Failure to mention health condition

Failure to mention health condition not grounds for dismissal

Failing to mention a health condition during the application process has been known to result in summary dismissal. The fact that employers need to exercise caution in this area is evidenced by a judgment of the Sub-District Court of Middelburg (JAR 2003, 204). In this case, the employee had failed to mention during the application process that during his previous employment as a road worker he had developed severe back problems and was receiving partial occupational disability benefit as a result. The employer considered it unacceptable that the employee had failed to mention this and summarily dismissed him as a result. However, the Sub-District Court held that this dismissal was unlawful. It had not been proven that the back problems discovered made the employee unsuitable for his new job.

The facts of the case

The employee, a dock worker, entered into employment with a transhipment company on 1 October 2001 in the role of depot operator. On 14 January 2003 he strained his back lifting a heavy object. As a consequence the dock worker was temporarily incapacitated for work. He was only able to resume working without any restriction on 2 June 2003. On 18 June 2003 the transhipment company dismissed the dock worker summarily. The reason for the dismissal was that he omitted to mention when applying for the position that he was already partially incapacitated for work during his previous job as a road worker due to back problems and was receiving occupational disability benefit for this. The transhipment company took the view that the dock worker should have volunteered information about these back problems in his application, as it was very clear that he would be carrying out work that placed a strain on his back. The dock worker refused to accept the situation. He issued a claim before the Sub-District Court for return to work and continued payment of salary.

Unsuitable at the outset?

The Sub-District Court held that the basic principle is that failing to mention a health condition during the application process can, even where the employer did not ask for this information, constitute an urgent reason for summary dismissal, specifically in the situation where the employee knew or should have known at the time of the application that he was unsuitable for the position due to that health condition. This was determined by the Dutch Supreme Court in a 1981 decision. It was not relevant that the dock worker failed to mention at the time of application that he was receiving occupational disability benefit. The only relevant issue was whether he was already unsuitable for the position of depot operator at the transhipment company at the commencement of his employment due to a health condition.

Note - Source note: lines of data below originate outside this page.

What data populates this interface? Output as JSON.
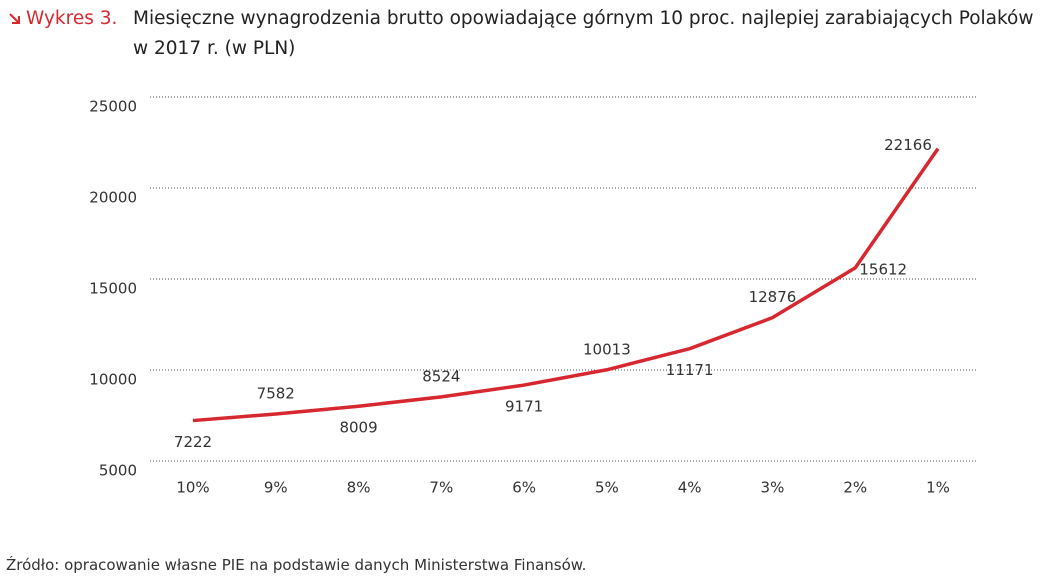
{
  "chart_data": {
    "type": "line",
    "label": "Wykres 3.",
    "title": "Miesięczne wynagrodzenia brutto opowiadające górnym 10 proc. najlepiej zarabiających Polaków w 2017 r. (w PLN)",
    "categories": [
      "10%",
      "9%",
      "8%",
      "7%",
      "6%",
      "5%",
      "4%",
      "3%",
      "2%",
      "1%"
    ],
    "values": [
      7222,
      7582,
      8009,
      8524,
      9171,
      10013,
      11171,
      12876,
      15612,
      22166
    ],
    "color": "#d7282f",
    "ylim": [
      5000,
      25000
    ],
    "yticks": [
      5000,
      10000,
      15000,
      20000,
      25000
    ],
    "grid": true,
    "source": "Źródło: opracowanie własne PIE na podstawie danych Ministerstwa Finansów."
  }
}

The Sub-District Court ultimately held that despite his back problems the dock worker was not unsuitable for the position of depot operator at the transhipment company at the time of his employment. The judge held that it had not been demonstrated that the condition for which the dock

worker received occupational disability benefit made him unsuitable for his position as depot operator. The transhipment company argued that the position placed significant strain on the back and that the dock worker had to lift heavy objects. The dock worker countered this by stating that this strain should not be overestimated as loading and unloading was mechanised and also that he was able to carry out physically strenuous work. It also emerged at the hearing before the Sub-District Court that at that stage the dock worker had strong back muscles and other muscles as a result of an exercise programme.

Full satisfaction

On the basis of this information, the Sub-District Court considered that it had been demonstrated that the dock worker was suitable for the position of depot operator despite the condition for which he received occupational disability benefit. In reaching this conclusion, the judge took into consideration the fact that the dock worker had already carried out this role to the full satisfaction of the transhipment company for 15 months. It also emerged that during this period the dock worker had worked a great deal of overtime. The transhipment company did not therefore have an urgent reason to summarily dismiss the dock worker. It could not be assumed that the dock worker was unsuitable for his position as depot operator at the transhipment company due to the condition for which he received occupational disability benefit. The Sub-District Court therefore granted the dock worker’s claims for return to work and continued payment of salary. The transhipment company was ordered to pay the costs of the proceedings.

Commentary

As an employer, you may feel you’ve been deceived if an employee you have taken on turns out to have concealed a serious health condition. After all, the existence of such a condition significantly increases the likelihood of the employee becoming incapacitated for work, either temporarily or permanently. These days, an employee being incapacitated for work places a statutory obligation on the employer to make efforts to achieve the employee’s reintegration into the workplace. So an increased probability of incapacity to work due to a serious health condition that has been concealed means a greater likelihood of getting embroiled in the difficult administrative processes of the occupational health service and benefits agencies. It’s understandable that you’d be keen to prevent this situation.

However, in practice the courts limit the degree to which employers can expect applicants to volunteer information about any serious health condition they may suffer from. An applicant is only required to report a health condition if that condition makes him unsuitable to carry out the position he is applying for. It is irrelevant whether your employee was already receiving occupational disability benefits at the time of his application. If it turns out later that the employee was already receiving occupational disability benefits, this will not assist your case. The deciding factor is whether the employee’s existing condition that has been discovered makes him unsuitable to carry out his new position with you. If your employee has already held that position for a long period without any significant problems, the court will regard this as important evidence that he was suitable for the position at the outset. All the more reason to ask plenty of questions during the application process and include the longest possible trial period when you take on new staff, if necessary by giving them a temporary contract to start with.